Liz Wolfe writes on a new Marist poll “released this morning shows that Americans’ attitudes on abortion are nowhere near as extreme as radical pro-choicers make them out to be:”
For the last 11 years, the Marist Institute for Public Opinion, which is supported by the Knights of Columbus, has tracked public opinion on abortion attitudes. This year’s results look at a sample size of 1,066 American adults, and found that roughly 55 percent of adults identify themselves as pro-choice, while 38 percent claim to be pro-life (7 percent say they’re unsure). …
But just because most Americans seem broadly convinced on the abortion question doesn’t mean they support abortion-on-demand or abortion at all times, in all circumstances. In fact, many seem uneasy with certain practices: only 15 percent of all adults believe abortion should be available to a woman at any point during pregnancy.
About 27 percent believe abortion should only be available “during the first three months of pregnancy,” with 28 percent of adults supporting abortion “only in cases of rape, incest, or to save the life of the mother,” 10 percent of Americans supporting abortion only when it saves the life of the mother, and 10 percent saying it should be permitted under no circumstances whatsoever.
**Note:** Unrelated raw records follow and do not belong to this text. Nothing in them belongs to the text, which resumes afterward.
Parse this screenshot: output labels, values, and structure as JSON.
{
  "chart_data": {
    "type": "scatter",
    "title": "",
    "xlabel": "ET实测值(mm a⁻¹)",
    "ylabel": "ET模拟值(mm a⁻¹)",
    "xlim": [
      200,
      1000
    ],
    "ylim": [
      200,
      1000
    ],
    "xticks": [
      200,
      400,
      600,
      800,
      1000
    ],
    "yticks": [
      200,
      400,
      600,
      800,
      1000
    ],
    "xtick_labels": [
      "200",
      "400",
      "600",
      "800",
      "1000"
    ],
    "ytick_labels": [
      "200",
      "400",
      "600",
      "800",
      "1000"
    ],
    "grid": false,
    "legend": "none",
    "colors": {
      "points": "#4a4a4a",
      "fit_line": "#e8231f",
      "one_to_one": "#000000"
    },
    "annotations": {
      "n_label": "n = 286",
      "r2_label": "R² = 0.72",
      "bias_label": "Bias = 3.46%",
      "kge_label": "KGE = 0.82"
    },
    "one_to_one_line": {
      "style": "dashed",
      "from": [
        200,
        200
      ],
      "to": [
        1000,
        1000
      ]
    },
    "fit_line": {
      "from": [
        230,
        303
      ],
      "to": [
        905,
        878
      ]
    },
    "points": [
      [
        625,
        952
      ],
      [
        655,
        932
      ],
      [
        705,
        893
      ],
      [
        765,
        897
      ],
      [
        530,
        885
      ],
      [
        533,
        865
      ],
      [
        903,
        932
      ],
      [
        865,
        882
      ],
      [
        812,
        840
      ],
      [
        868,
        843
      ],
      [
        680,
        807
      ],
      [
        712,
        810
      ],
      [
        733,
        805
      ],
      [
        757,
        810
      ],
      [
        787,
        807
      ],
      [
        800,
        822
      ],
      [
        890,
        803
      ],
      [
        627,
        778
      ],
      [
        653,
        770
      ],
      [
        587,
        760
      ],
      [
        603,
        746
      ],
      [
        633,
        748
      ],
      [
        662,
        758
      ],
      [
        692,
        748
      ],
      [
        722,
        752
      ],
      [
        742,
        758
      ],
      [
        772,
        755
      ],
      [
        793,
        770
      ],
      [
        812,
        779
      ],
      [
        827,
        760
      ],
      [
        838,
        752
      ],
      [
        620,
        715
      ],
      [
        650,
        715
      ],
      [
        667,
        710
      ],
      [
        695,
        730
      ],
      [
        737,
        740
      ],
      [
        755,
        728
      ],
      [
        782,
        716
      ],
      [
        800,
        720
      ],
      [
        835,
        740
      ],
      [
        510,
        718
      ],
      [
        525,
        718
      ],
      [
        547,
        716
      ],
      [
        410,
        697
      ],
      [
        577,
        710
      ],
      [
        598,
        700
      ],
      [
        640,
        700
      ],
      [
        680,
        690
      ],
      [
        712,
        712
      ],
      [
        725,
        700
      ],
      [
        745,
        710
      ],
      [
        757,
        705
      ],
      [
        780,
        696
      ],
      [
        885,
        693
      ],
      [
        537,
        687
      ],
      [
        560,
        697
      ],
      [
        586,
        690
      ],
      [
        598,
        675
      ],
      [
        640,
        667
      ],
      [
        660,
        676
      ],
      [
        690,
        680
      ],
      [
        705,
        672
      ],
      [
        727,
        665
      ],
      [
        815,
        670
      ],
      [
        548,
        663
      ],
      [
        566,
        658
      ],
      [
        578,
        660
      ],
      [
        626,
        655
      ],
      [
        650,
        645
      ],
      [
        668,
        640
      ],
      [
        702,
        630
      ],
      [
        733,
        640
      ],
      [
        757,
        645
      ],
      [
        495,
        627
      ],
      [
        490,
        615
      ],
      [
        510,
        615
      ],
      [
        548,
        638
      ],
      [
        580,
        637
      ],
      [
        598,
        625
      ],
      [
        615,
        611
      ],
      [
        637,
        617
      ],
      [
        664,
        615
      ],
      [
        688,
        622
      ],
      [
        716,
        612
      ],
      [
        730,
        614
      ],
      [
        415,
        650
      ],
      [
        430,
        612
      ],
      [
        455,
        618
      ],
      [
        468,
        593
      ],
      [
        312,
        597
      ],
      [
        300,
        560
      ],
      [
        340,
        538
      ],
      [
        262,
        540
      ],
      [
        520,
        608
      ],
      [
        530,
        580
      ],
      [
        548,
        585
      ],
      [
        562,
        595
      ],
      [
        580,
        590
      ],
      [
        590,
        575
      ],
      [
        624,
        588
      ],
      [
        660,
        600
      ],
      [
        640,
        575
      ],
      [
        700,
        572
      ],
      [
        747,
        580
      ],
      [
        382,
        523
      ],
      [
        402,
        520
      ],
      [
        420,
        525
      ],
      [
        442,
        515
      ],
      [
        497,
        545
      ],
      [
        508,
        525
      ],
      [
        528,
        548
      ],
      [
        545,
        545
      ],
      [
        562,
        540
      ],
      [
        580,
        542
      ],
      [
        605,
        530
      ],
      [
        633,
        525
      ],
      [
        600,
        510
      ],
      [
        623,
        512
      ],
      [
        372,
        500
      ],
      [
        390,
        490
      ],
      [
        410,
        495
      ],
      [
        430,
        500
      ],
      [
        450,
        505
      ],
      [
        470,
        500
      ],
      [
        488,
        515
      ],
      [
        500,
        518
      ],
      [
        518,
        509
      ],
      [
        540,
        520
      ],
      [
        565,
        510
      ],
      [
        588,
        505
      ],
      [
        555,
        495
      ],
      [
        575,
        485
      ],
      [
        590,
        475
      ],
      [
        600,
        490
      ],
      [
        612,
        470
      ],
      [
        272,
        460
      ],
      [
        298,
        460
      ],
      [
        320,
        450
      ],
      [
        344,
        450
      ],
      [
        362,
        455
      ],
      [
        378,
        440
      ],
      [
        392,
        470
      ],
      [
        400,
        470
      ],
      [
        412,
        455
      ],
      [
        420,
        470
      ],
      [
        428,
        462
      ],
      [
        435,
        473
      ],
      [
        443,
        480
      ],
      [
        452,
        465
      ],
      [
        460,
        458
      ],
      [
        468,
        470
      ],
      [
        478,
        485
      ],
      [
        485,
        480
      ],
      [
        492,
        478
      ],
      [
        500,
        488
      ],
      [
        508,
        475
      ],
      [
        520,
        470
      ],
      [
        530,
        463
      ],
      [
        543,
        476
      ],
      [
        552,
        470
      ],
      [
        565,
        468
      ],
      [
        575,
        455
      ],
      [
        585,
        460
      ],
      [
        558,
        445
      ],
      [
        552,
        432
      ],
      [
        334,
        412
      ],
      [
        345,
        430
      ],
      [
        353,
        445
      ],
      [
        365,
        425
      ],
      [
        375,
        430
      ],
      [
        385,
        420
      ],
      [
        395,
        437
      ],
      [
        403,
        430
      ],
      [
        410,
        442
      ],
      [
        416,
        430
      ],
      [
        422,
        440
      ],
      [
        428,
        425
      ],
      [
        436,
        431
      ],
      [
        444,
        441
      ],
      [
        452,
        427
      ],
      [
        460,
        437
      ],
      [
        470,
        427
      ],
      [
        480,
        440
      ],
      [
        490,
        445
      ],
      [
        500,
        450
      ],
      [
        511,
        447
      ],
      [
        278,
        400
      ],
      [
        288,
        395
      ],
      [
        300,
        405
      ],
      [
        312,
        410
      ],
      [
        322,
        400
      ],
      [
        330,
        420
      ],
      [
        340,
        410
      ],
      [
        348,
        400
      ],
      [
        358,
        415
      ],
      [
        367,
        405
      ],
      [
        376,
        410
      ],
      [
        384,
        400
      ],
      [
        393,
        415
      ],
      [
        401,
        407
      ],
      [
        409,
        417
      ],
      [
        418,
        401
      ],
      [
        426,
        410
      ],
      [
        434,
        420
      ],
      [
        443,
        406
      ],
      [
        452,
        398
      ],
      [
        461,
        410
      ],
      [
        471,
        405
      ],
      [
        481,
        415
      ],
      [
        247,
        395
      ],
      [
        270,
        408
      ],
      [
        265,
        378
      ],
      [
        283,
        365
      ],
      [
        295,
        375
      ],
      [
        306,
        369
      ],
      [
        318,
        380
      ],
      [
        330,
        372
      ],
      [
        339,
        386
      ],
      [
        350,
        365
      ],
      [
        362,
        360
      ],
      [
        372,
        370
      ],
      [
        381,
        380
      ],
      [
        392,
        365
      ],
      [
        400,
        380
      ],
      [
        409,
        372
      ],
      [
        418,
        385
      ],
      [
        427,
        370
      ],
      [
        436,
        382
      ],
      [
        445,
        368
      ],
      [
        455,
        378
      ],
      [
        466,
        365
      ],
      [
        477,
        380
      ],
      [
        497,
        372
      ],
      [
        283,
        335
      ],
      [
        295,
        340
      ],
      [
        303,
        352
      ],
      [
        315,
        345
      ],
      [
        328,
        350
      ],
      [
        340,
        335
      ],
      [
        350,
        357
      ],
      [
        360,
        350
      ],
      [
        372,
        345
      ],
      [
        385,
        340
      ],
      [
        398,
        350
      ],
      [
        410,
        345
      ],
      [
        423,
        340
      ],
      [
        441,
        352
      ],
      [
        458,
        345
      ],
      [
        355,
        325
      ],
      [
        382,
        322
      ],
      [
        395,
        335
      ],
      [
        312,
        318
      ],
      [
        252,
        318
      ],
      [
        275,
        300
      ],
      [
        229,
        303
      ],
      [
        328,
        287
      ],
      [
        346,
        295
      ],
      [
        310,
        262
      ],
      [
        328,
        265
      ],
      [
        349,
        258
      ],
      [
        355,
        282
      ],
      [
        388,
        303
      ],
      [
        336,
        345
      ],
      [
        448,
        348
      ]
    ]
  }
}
When those numbers are taken together, about 75 percent of respondents believe in some form of significant abortion restriction.
Interestingly, when looking at more specific circumstances, people’s opinions of what’s morally permissible are much more restrictive than most pro-choice activists would have you think. About 62 percent of all adults surveyed oppose aborting a child with Down syndrome. Roughly 54 percent of people either oppose or strongly oppose using tax dollars to pay for abortions (with 75 percent opposing using tax dollars to pay for abortions in other countries).
Critically, a 56 percent majority of Americans responded that the child in the womb is “a unique life”.